Implanté au cœur du village de Ziling, à quelques kilomètres de Maroua, le Centre Shalom est né en 2004 au sein de la paroisse Saint Jean de Djarengol. À l’origine, il s’agissait d’une action paroissiale destinée à accueillir quelques enfants abandonnés ou marginalisés en raison de handicaps mentaux ou physiques. Très vite, l’initiative a dépassé le cadre caritatif pour devenir un véritable centre de rééducation et d’éducation spécialisée. Sa reconnaissance officielle en 2010 marque un tournant décisif : elle ouvre l’accès à des subventions modestes et à des formations professionnelles pour le personnel.
Aujourd’hui, l’établissement accueille près d’une cinquantaine d’enfants et de jeunes adultes âgés de 3 à 25 ans. Les bénéficiaires proviennent non seulement de Ziling et Djarengol, mais également de localités plus éloignées comme Mokolo. Un système de transport adapté, financé par des donateurs ponctuels, permet leur déplacement quotidien.
L’équipe est composée d’un travailleur social, d’un neuropsychomotricien et de quatre éducateurs spécialisés, dont l’engagement compense souvent le manque de moyens matériels.
Une prise en charge globale : thérapie, apprentissage et inclusion
Chaque journée au centre s’articule autour d’un programme individualisé. Les matinées sont consacrées aux séances spécialisées psychomotricité pour développer la coordination et la mobilité ; ergothérapie pour renforcer l’autonomie ; orthophonie pour stimuler le langage et la communication.
Les plus jeunes bénéficient de stimulations sensorielles adaptées, tandis que les adolescents suivent des apprentissages de base en lecture et en calcul. Les jeunes adultes participent à des ateliers pratiques couture, poterie, travaux manuels favorisant leur insertion sociale et économique progressive. L’après-midi est dédié aux activités collectives : jeux adaptés, chants, exercices de socialisation et sorties éducatives vers les marchés de Maroua. Ces activités participent à briser l’isolement et à sensibiliser la communauté à l’inclusion.
Le centre accorde également une place centrale au soutien psychosocial des familles. Les groupes de parole permettent aux parents d’échanger sur leurs difficultés et de déconstruire les représentations culturelles parfois stigmatisantes du handicap. Des distributions alimentaires sont organisées afin de répondre aux cas de malnutrition, fréquents dans la région.
Les résultats, bien que progressifs, sont tangibles : des enfants non verbaux commencent à articuler leurs premiers mots ; d’autres apprennent à marcher ou à se déplacer seuls après plusieurs années d’accompagnement. Dans un environnement où le handicap est souvent synonyme d’exclusion, ces progrès représentent des victoires majeures.
Des défis structurels dans un contexte sécuritaire fragile
Le Centre Shalom évolue dans un environnement marqué par la crise sécuritaire liée aux exactions de Boko Haram depuis 2014, qui a fragilisé durablement le tissu socio-économique de l’Extrême-Nord. Son budget annuel avoisine 20 millions de FCFA, financé à près de 70 % par des dons privés. Les charges récurrentes salaires, médicaments, alimentation, entretien limitent les investissements structurels.
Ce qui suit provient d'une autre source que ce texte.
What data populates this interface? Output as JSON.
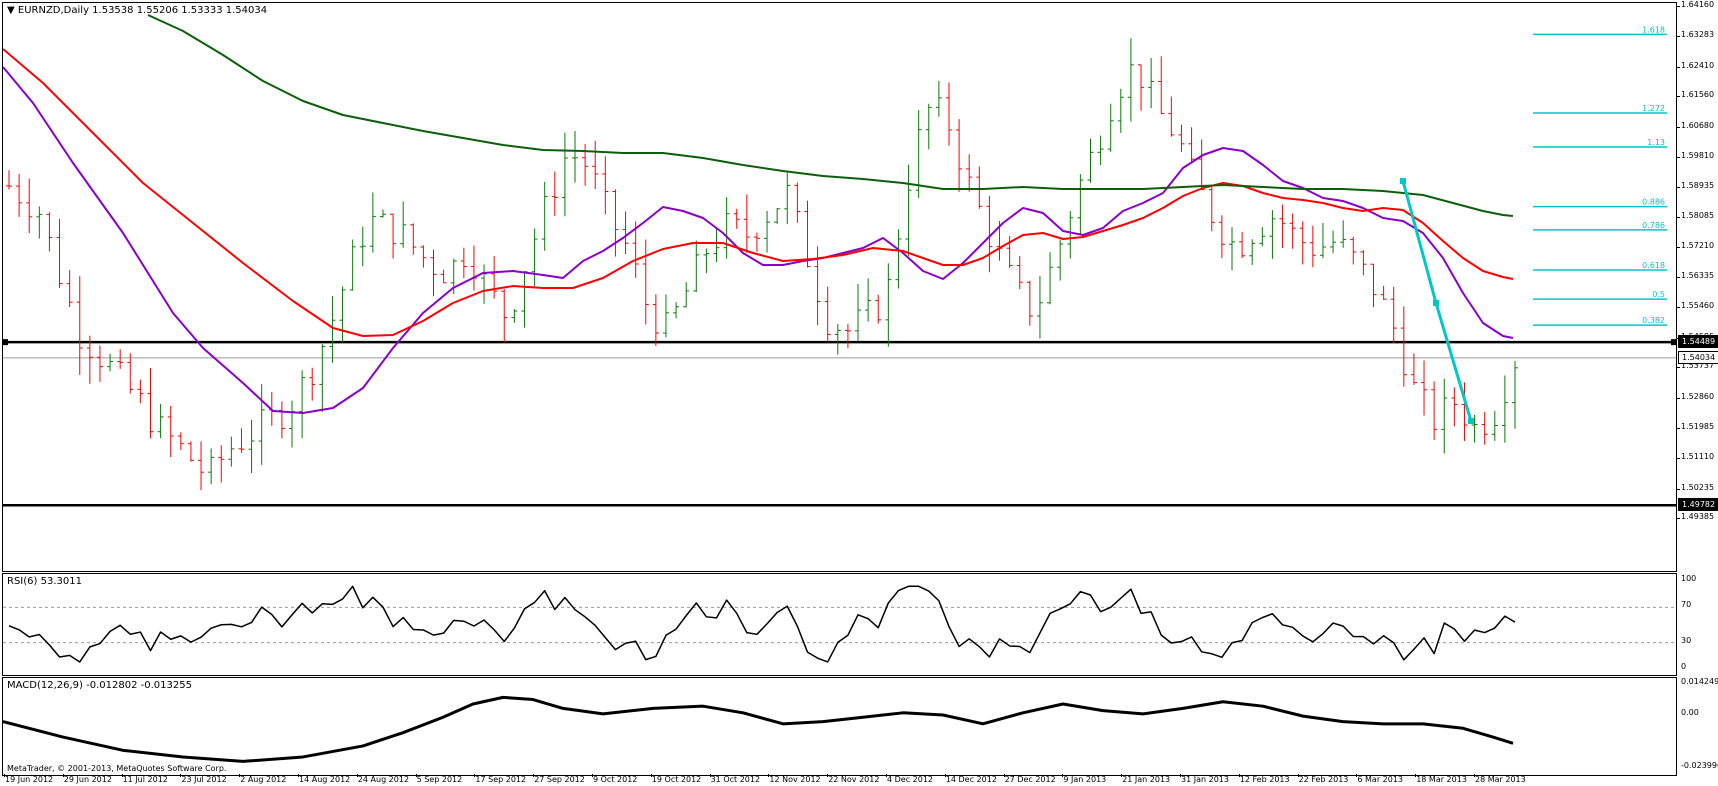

Les besoins restent considérables : fauteuils roulants et équipements spécialisés ;matériel ortho-pédagogique moderne ; salle de kinésithérapie adaptée aux fortes chaleurs et renforcement des capacités du personnel. L’expérience réussie de la maternité inaugurée en 2022 à Ziling avec le soutien de Ordre de Malte illustre pourtant le potentiel des partenariats structurants dans la région.
Un levier pour le développement local et l’inclusion nationale
Dans l’Extrême-Nord, où les statistiques locales estiment le taux de handicap infantile à environ 5 % un chiffre probablement sous-évalué en raison du faible accès au diagnostic le Centre Shalom joue un rôle stratégique. À moyen terme, l’ambition est claire : devenir un centre régional de formation pour éducateurs spécialisés, en partenariat avec l’Université de Maroua et des ONG internationales telles que Handicap International. Cette dynamique s’inscrit dans la Stratégie Nationale d’Inclusion des Personnes Handicapées (SNI.PH), portée par le Ministère de la Promotion de la Femme et de la Famille.
Au-delà de l’assistance, le Centre Shalom contribue à la construction d’un modèle de société plus équitable, où chaque enfant quel que soit son handicap peut prétendre à une place digne.